Latvia’s state-run railway company Pasažieru Vilciens (PV) has announced that it will buy new electric trains from the Spanish manufacturer Talgo. The deal is worth around 225 million euros and includes delivery of the trains and equipment necessary for their maintenance, spare parts for the first five years and training of the personnel.
“Bids submitted by potential train suppliers were assessed by their projected operational costs over the 35 years the trains will be in service,” said Rodžers Jānis Grigulis, PV’s CEO. “We also took into consideration the schedule for delivery, as well as the costs of daily maintenance, repairs, spare parts, energy consumption and other expenses per passenger seat.”
According to Mr Grigulis “the Talgo offer was about 20 million euros cheaper than the next best bid.”
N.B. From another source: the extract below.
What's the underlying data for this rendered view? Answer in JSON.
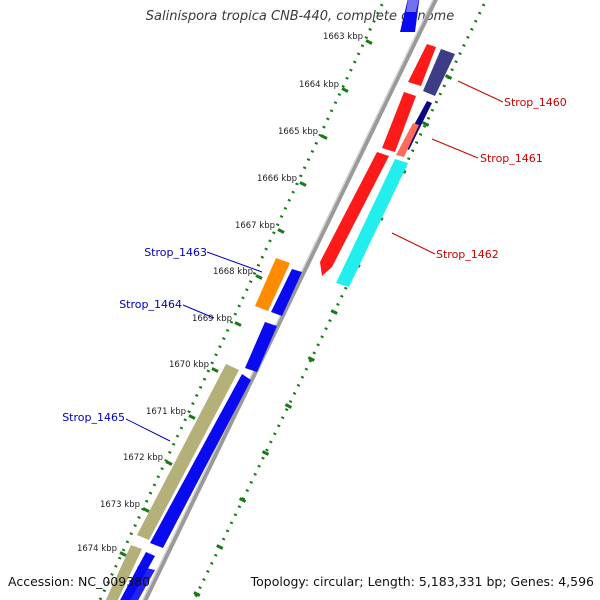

PV will be purchasing 32 new electric trains with a capacity of 450 passengers on each train. The new trains are set to be delivered between 2020-2023.
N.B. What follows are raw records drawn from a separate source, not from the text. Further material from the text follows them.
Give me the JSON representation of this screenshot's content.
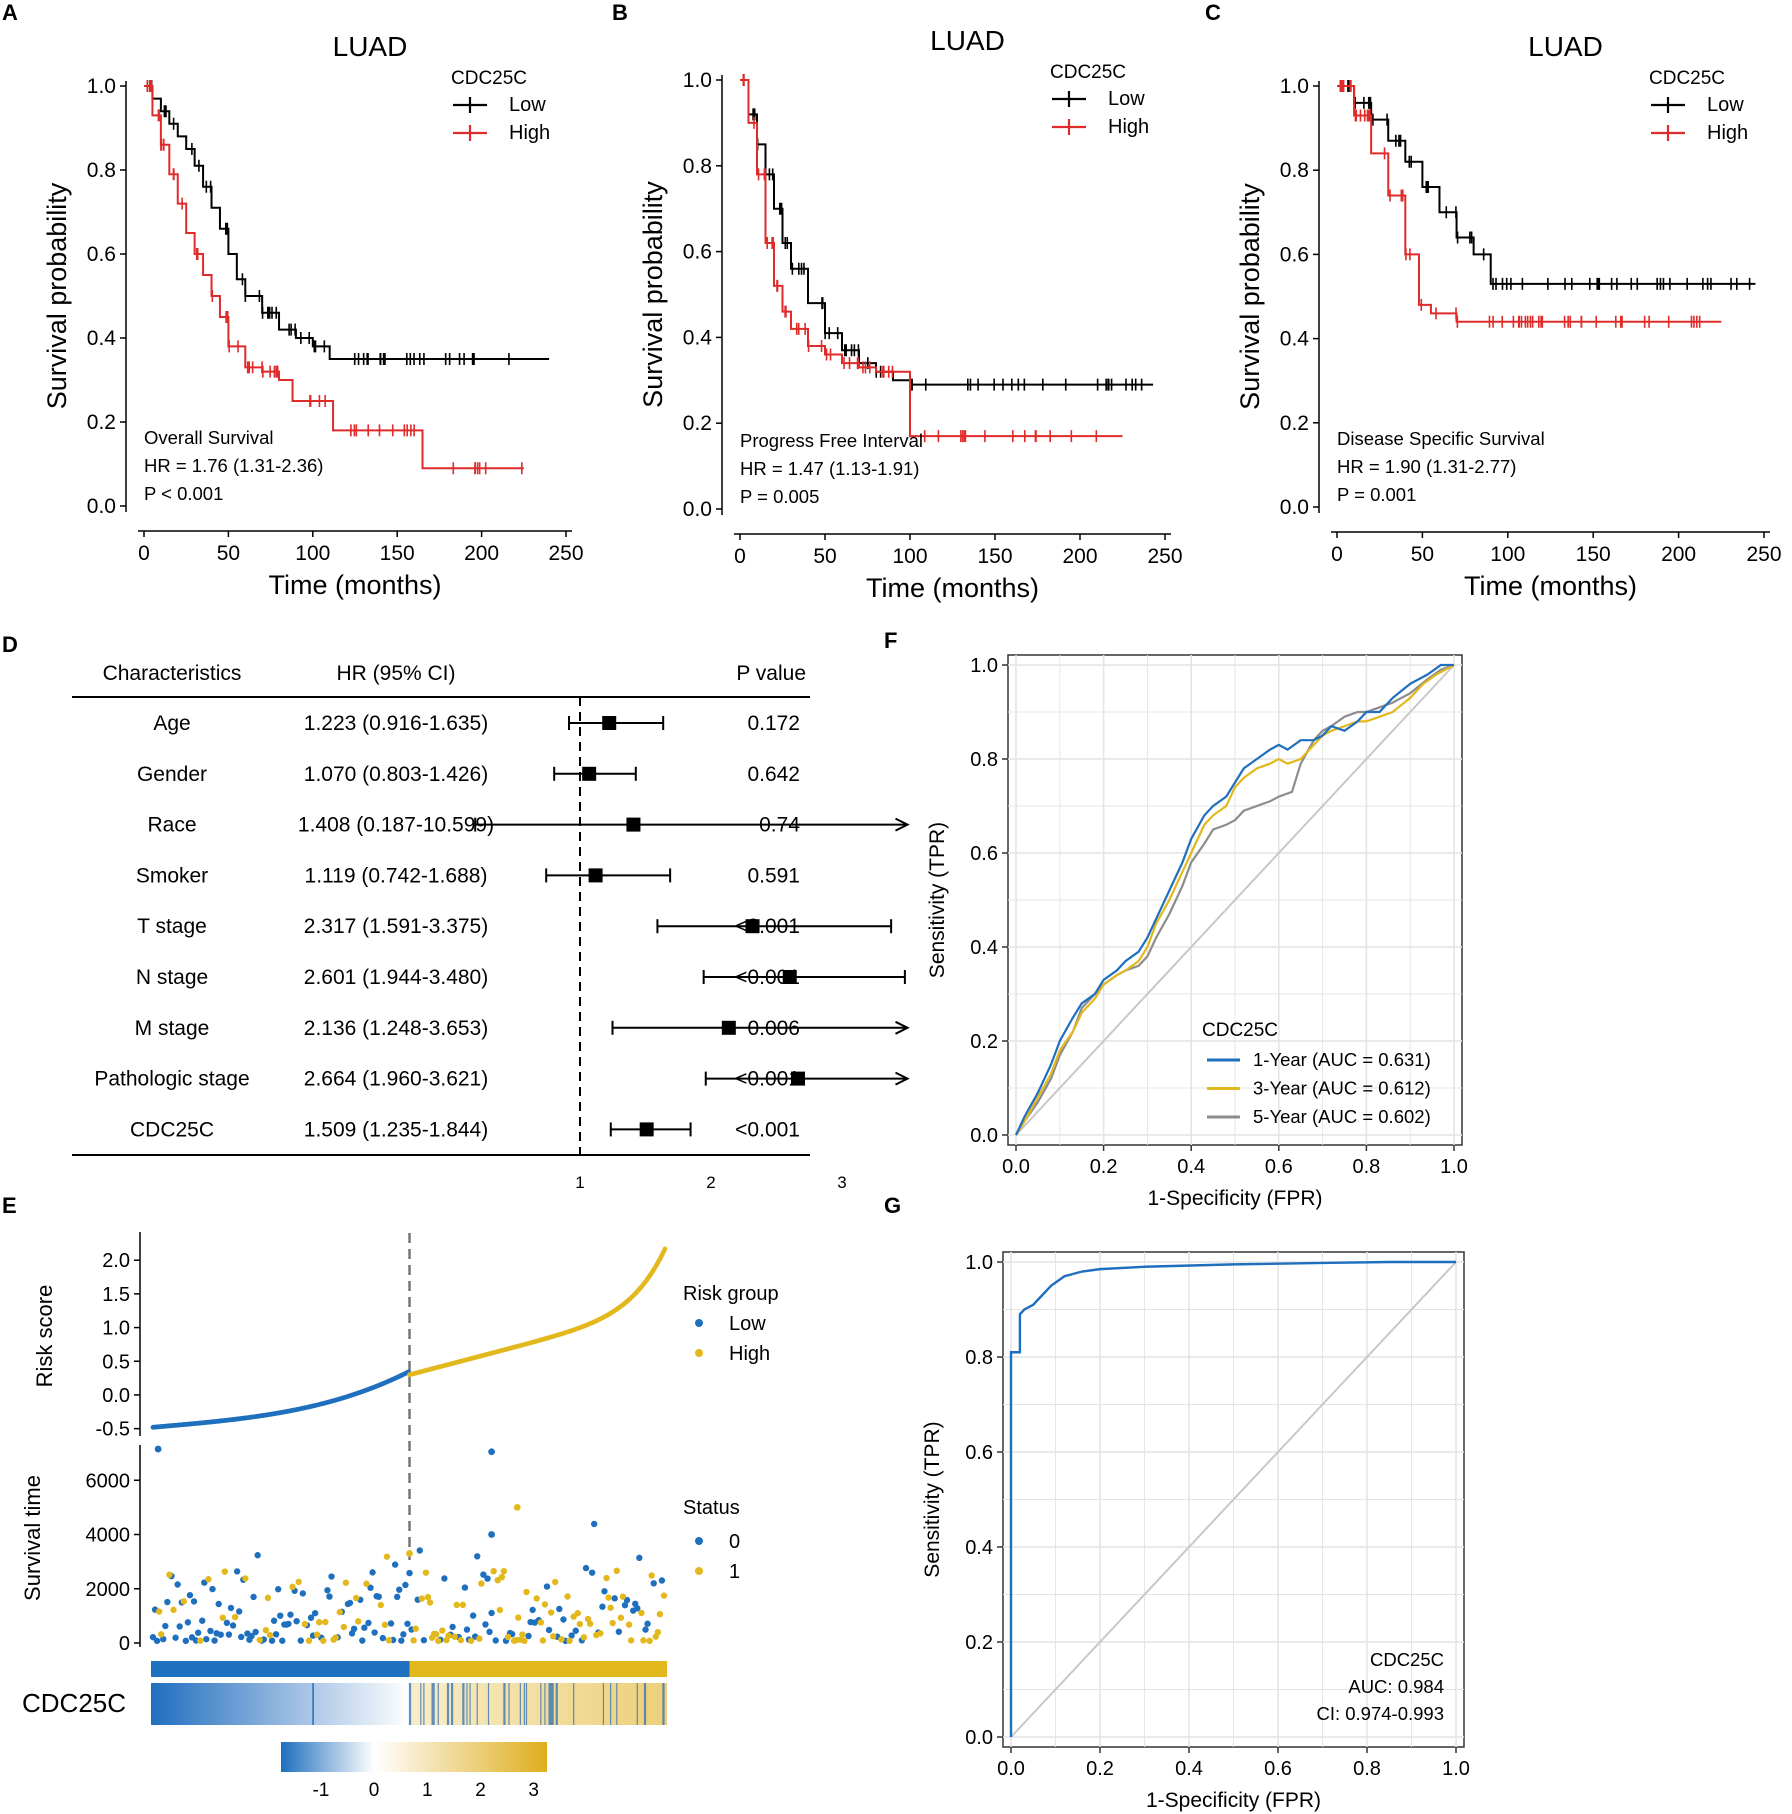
{
  "panel_labels": [
    "A",
    "B",
    "C",
    "D",
    "E",
    "F",
    "G"
  ],
  "km_colors": {
    "low": "#000000",
    "high": "#e02b2b"
  },
  "roc_colors": {
    "y1": "#1f6fbf",
    "y3": "#e3b81c",
    "y5": "#8c8c8c",
    "diag": "#c8c8c8"
  },
  "risk_colors": {
    "low": "#1f6fbf",
    "high": "#e3b81c"
  },
  "chart_data": [
    {
      "id": "A",
      "type": "line",
      "title": "LUAD",
      "xlabel": "Time (months)",
      "ylabel": "Survival probability",
      "xlim": [
        0,
        250
      ],
      "ylim": [
        0,
        1
      ],
      "xticks": [
        "0",
        "50",
        "100",
        "150",
        "200",
        "250"
      ],
      "yticks": [
        "0.0",
        "0.2",
        "0.4",
        "0.6",
        "0.8",
        "1.0"
      ],
      "legend_title": "CDC25C",
      "legend": [
        "Low",
        "High"
      ],
      "annotation": [
        "Overall Survival",
        "HR = 1.76 (1.31-2.36)",
        "P < 0.001"
      ],
      "series": [
        {
          "name": "Low",
          "x": [
            0,
            5,
            10,
            15,
            20,
            25,
            30,
            35,
            40,
            45,
            50,
            55,
            60,
            70,
            80,
            90,
            100,
            110,
            120,
            240
          ],
          "y": [
            1.0,
            0.97,
            0.94,
            0.91,
            0.88,
            0.85,
            0.81,
            0.76,
            0.71,
            0.66,
            0.6,
            0.54,
            0.5,
            0.46,
            0.42,
            0.4,
            0.38,
            0.35,
            0.35,
            0.35
          ]
        },
        {
          "name": "High",
          "x": [
            0,
            5,
            10,
            15,
            20,
            25,
            30,
            35,
            40,
            45,
            50,
            60,
            70,
            80,
            88,
            112,
            165,
            225
          ],
          "y": [
            1.0,
            0.93,
            0.86,
            0.79,
            0.72,
            0.65,
            0.6,
            0.55,
            0.5,
            0.45,
            0.38,
            0.33,
            0.32,
            0.3,
            0.25,
            0.18,
            0.09,
            0.09
          ]
        }
      ]
    },
    {
      "id": "B",
      "type": "line",
      "title": "LUAD",
      "xlabel": "Time (months)",
      "ylabel": "Survival probability",
      "xlim": [
        0,
        250
      ],
      "ylim": [
        0,
        1
      ],
      "xticks": [
        "0",
        "50",
        "100",
        "150",
        "200",
        "250"
      ],
      "yticks": [
        "0.0",
        "0.2",
        "0.4",
        "0.6",
        "0.8",
        "1.0"
      ],
      "legend_title": "CDC25C",
      "legend": [
        "Low",
        "High"
      ],
      "annotation": [
        "Progress Free Interval",
        "HR = 1.47 (1.13-1.91)",
        "P = 0.005"
      ],
      "series": [
        {
          "name": "Low",
          "x": [
            0,
            5,
            10,
            15,
            20,
            25,
            30,
            40,
            50,
            60,
            70,
            80,
            90,
            100,
            243
          ],
          "y": [
            1.0,
            0.92,
            0.85,
            0.78,
            0.7,
            0.62,
            0.56,
            0.48,
            0.41,
            0.37,
            0.34,
            0.32,
            0.3,
            0.29,
            0.29
          ]
        },
        {
          "name": "High",
          "x": [
            0,
            5,
            10,
            15,
            20,
            25,
            30,
            40,
            50,
            60,
            70,
            80,
            100,
            225
          ],
          "y": [
            1.0,
            0.9,
            0.78,
            0.62,
            0.52,
            0.46,
            0.42,
            0.38,
            0.36,
            0.34,
            0.33,
            0.32,
            0.17,
            0.17
          ]
        }
      ]
    },
    {
      "id": "C",
      "type": "line",
      "title": "LUAD",
      "xlabel": "Time (months)",
      "ylabel": "Survival probability",
      "xlim": [
        0,
        250
      ],
      "ylim": [
        0,
        1
      ],
      "xticks": [
        "0",
        "50",
        "100",
        "150",
        "200",
        "250"
      ],
      "yticks": [
        "0.0",
        "0.2",
        "0.4",
        "0.6",
        "0.8",
        "1.0"
      ],
      "legend_title": "CDC25C",
      "legend": [
        "Low",
        "High"
      ],
      "annotation": [
        "Disease Specific Survival",
        "HR = 1.90 (1.31-2.77)",
        "P = 0.001"
      ],
      "series": [
        {
          "name": "Low",
          "x": [
            0,
            10,
            20,
            30,
            40,
            50,
            60,
            70,
            80,
            90,
            245
          ],
          "y": [
            1.0,
            0.96,
            0.92,
            0.87,
            0.82,
            0.76,
            0.7,
            0.64,
            0.6,
            0.53,
            0.53
          ]
        },
        {
          "name": "High",
          "x": [
            0,
            10,
            20,
            30,
            40,
            48,
            55,
            70,
            225
          ],
          "y": [
            1.0,
            0.93,
            0.84,
            0.74,
            0.6,
            0.48,
            0.46,
            0.44,
            0.44
          ]
        }
      ]
    },
    {
      "id": "D",
      "type": "table",
      "headers": [
        "Characteristics",
        "HR (95% CI)",
        "P value"
      ],
      "rows": [
        {
          "name": "Age",
          "hr_text": "1.223 (0.916-1.635)",
          "p": "0.172",
          "hr": 1.223,
          "lo": 0.916,
          "hi": 1.635
        },
        {
          "name": "Gender",
          "hr_text": "1.070 (0.803-1.426)",
          "p": "0.642",
          "hr": 1.07,
          "lo": 0.803,
          "hi": 1.426
        },
        {
          "name": "Race",
          "hr_text": "1.408 (0.187-10.599)",
          "p": "0.74",
          "hr": 1.408,
          "lo": 0.187,
          "hi": 10.599
        },
        {
          "name": "Smoker",
          "hr_text": "1.119 (0.742-1.688)",
          "p": "0.591",
          "hr": 1.119,
          "lo": 0.742,
          "hi": 1.688
        },
        {
          "name": "T stage",
          "hr_text": "2.317 (1.591-3.375)",
          "p": "<0.001",
          "hr": 2.317,
          "lo": 1.591,
          "hi": 3.375
        },
        {
          "name": "N stage",
          "hr_text": "2.601 (1.944-3.480)",
          "p": "<0.001",
          "hr": 2.601,
          "lo": 1.944,
          "hi": 3.48
        },
        {
          "name": "M stage",
          "hr_text": "2.136 (1.248-3.653)",
          "p": "0.006",
          "hr": 2.136,
          "lo": 1.248,
          "hi": 3.653
        },
        {
          "name": "Pathologic stage",
          "hr_text": "2.664 (1.960-3.621)",
          "p": "<0.001",
          "hr": 2.664,
          "lo": 1.96,
          "hi": 3.621
        },
        {
          "name": "CDC25C",
          "hr_text": "1.509 (1.235-1.844)",
          "p": "<0.001",
          "hr": 1.509,
          "lo": 1.235,
          "hi": 1.844
        }
      ],
      "axis_ticks": [
        "1",
        "2",
        "3"
      ],
      "axis_range": [
        0.2,
        3.5
      ],
      "reference_line": 1
    },
    {
      "id": "E",
      "type": "scatter",
      "risk_ylabel": "Risk score",
      "risk_yticks": [
        "-0.5",
        "0.0",
        "0.5",
        "1.0",
        "1.5",
        "2.0"
      ],
      "risk_ylim": [
        -0.55,
        2.3
      ],
      "risk_legend_title": "Risk group",
      "risk_legend": [
        "Low",
        "High"
      ],
      "surv_ylabel": "Survival time",
      "surv_yticks": [
        "0",
        "2000",
        "4000",
        "6000"
      ],
      "surv_ylim": [
        0,
        7300
      ],
      "status_legend_title": "Status",
      "status_legend": [
        "0",
        "1"
      ],
      "gene_label": "CDC25C",
      "colorbar_ticks": [
        "-1",
        "0",
        "1",
        "2",
        "3"
      ],
      "colorbar_range": [
        -1.75,
        3.25
      ],
      "n_patients": 500,
      "cutoff_index": 250
    },
    {
      "id": "F",
      "type": "line",
      "xlabel": "1-Specificity (FPR)",
      "ylabel": "Sensitivity (TPR)",
      "xlim": [
        0,
        1
      ],
      "ylim": [
        0,
        1
      ],
      "xticks": [
        "0.0",
        "0.2",
        "0.4",
        "0.6",
        "0.8",
        "1.0"
      ],
      "yticks": [
        "0.0",
        "0.2",
        "0.4",
        "0.6",
        "0.8",
        "1.0"
      ],
      "legend_title": "CDC25C",
      "legend": [
        "1-Year (AUC = 0.631)",
        "3-Year (AUC = 0.612)",
        "5-Year (AUC = 0.602)"
      ],
      "series": [
        {
          "name": "1-Year (AUC = 0.631)",
          "x": [
            0,
            0.02,
            0.05,
            0.08,
            0.1,
            0.13,
            0.15,
            0.18,
            0.2,
            0.23,
            0.25,
            0.28,
            0.3,
            0.32,
            0.35,
            0.38,
            0.4,
            0.43,
            0.45,
            0.48,
            0.5,
            0.52,
            0.55,
            0.58,
            0.6,
            0.62,
            0.65,
            0.68,
            0.7,
            0.72,
            0.75,
            0.78,
            0.8,
            0.83,
            0.86,
            0.9,
            0.94,
            0.97,
            1.0
          ],
          "y": [
            0,
            0.04,
            0.09,
            0.15,
            0.2,
            0.25,
            0.28,
            0.3,
            0.33,
            0.35,
            0.37,
            0.39,
            0.42,
            0.46,
            0.52,
            0.58,
            0.63,
            0.68,
            0.7,
            0.72,
            0.75,
            0.78,
            0.8,
            0.82,
            0.83,
            0.82,
            0.84,
            0.84,
            0.85,
            0.87,
            0.86,
            0.88,
            0.9,
            0.9,
            0.93,
            0.96,
            0.98,
            1.0,
            1.0
          ]
        },
        {
          "name": "3-Year (AUC = 0.612)",
          "x": [
            0,
            0.02,
            0.05,
            0.08,
            0.1,
            0.13,
            0.15,
            0.18,
            0.2,
            0.23,
            0.25,
            0.28,
            0.3,
            0.32,
            0.35,
            0.38,
            0.4,
            0.43,
            0.45,
            0.48,
            0.5,
            0.52,
            0.55,
            0.58,
            0.6,
            0.62,
            0.65,
            0.68,
            0.7,
            0.72,
            0.75,
            0.78,
            0.8,
            0.83,
            0.86,
            0.9,
            0.93,
            0.96,
            1.0
          ],
          "y": [
            0,
            0.03,
            0.08,
            0.13,
            0.18,
            0.22,
            0.26,
            0.29,
            0.32,
            0.34,
            0.35,
            0.37,
            0.4,
            0.45,
            0.5,
            0.56,
            0.6,
            0.66,
            0.68,
            0.7,
            0.74,
            0.76,
            0.78,
            0.79,
            0.8,
            0.79,
            0.8,
            0.83,
            0.85,
            0.86,
            0.87,
            0.88,
            0.88,
            0.89,
            0.9,
            0.93,
            0.96,
            0.98,
            1.0
          ]
        },
        {
          "name": "5-Year (AUC = 0.602)",
          "x": [
            0,
            0.02,
            0.05,
            0.08,
            0.1,
            0.13,
            0.15,
            0.18,
            0.2,
            0.23,
            0.25,
            0.28,
            0.3,
            0.32,
            0.35,
            0.38,
            0.4,
            0.43,
            0.45,
            0.48,
            0.5,
            0.52,
            0.55,
            0.58,
            0.6,
            0.63,
            0.65,
            0.68,
            0.7,
            0.72,
            0.75,
            0.78,
            0.8,
            0.83,
            0.86,
            0.9,
            0.94,
            0.97,
            1.0
          ],
          "y": [
            0,
            0.03,
            0.07,
            0.12,
            0.17,
            0.22,
            0.27,
            0.3,
            0.32,
            0.34,
            0.35,
            0.36,
            0.38,
            0.42,
            0.47,
            0.53,
            0.58,
            0.62,
            0.65,
            0.66,
            0.67,
            0.69,
            0.7,
            0.71,
            0.72,
            0.73,
            0.79,
            0.84,
            0.86,
            0.87,
            0.89,
            0.9,
            0.9,
            0.91,
            0.92,
            0.94,
            0.97,
            0.99,
            1.0
          ]
        }
      ]
    },
    {
      "id": "G",
      "type": "line",
      "xlabel": "1-Specificity (FPR)",
      "ylabel": "Sensitivity (TPR)",
      "xlim": [
        0,
        1
      ],
      "ylim": [
        0,
        1
      ],
      "xticks": [
        "0.0",
        "0.2",
        "0.4",
        "0.6",
        "0.8",
        "1.0"
      ],
      "yticks": [
        "0.0",
        "0.2",
        "0.4",
        "0.6",
        "0.8",
        "1.0"
      ],
      "annotation": [
        "CDC25C",
        "AUC: 0.984",
        "CI: 0.974-0.993"
      ],
      "series": [
        {
          "name": "CDC25C",
          "x": [
            0,
            0,
            0.02,
            0.02,
            0.03,
            0.05,
            0.07,
            0.09,
            0.12,
            0.16,
            0.2,
            0.3,
            0.5,
            0.7,
            0.85,
            1.0
          ],
          "y": [
            0,
            0.81,
            0.81,
            0.89,
            0.9,
            0.91,
            0.93,
            0.95,
            0.97,
            0.98,
            0.985,
            0.99,
            0.995,
            0.998,
            1.0,
            1.0
          ]
        }
      ]
    }
  ]
}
In recent years the Latvian government has launched three tenders to purchase new electric trains for the state-run rail operator, each being cancelled after running into legal problems.
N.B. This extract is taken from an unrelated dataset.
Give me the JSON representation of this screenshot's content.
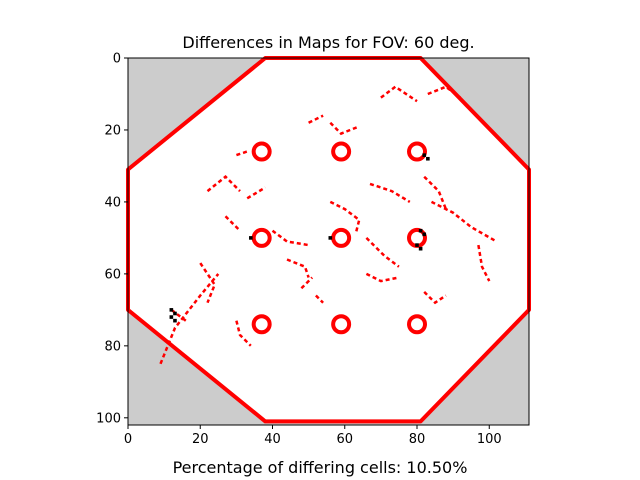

The first tender was withdrawn after being awarded to another Spanish company, Construcciones y Auxiliar de Ferrocarriles, following legal proceedings brought by Swiss company Stadler. A second tender awarded the contract to Hyundai, only to be cancelled due to ‘technical reasons’. Anrijs Matīss, then the Latvian minister of transport, said that at the time there was no budget to purchase trains.
On November 5, the government ruled to that PV would be able to invest up to 259 million euros from the state budget by 2024 in the construction of an electric stock of spare parts and train maintenance equipment as well as a train depot.
The new deal may also face a legal challenge.
Škoda Vagonka, a Czech company which also bid for the tender, have said that it is likely to contest the procurement contract, stating that its initial offer had beaten its closest competition by 10 million euros but was “consciously made more expensive” by ensuing revisions on the part of the Latvian rail company.
Škoda Vagonka’s regional sales director, Roman Sorkin, told Latvian daily Latvijas Avīze: “As we know from the opening procedure that took place on August 6, the next most favourable financial offer was over four per cent more expensive than ours. We have reason to believe that in the subsequent three months, our offer was deliberately made more expensive.
“We are certain that our offer was the most profitable for Latvia, and therefore we will very seriously consider referring the matter to the Latvian Procurement Monitoring Bureau (IUB).
“This is the third attempt by Latvia to buy new suburban passenger electric trains and there should be no shadows of suspicion regarding the process. Any lack of transparency could obscure Latvia’s reputation as a reliable and honest business partner in the international arena,” concluded Mr Sorkin.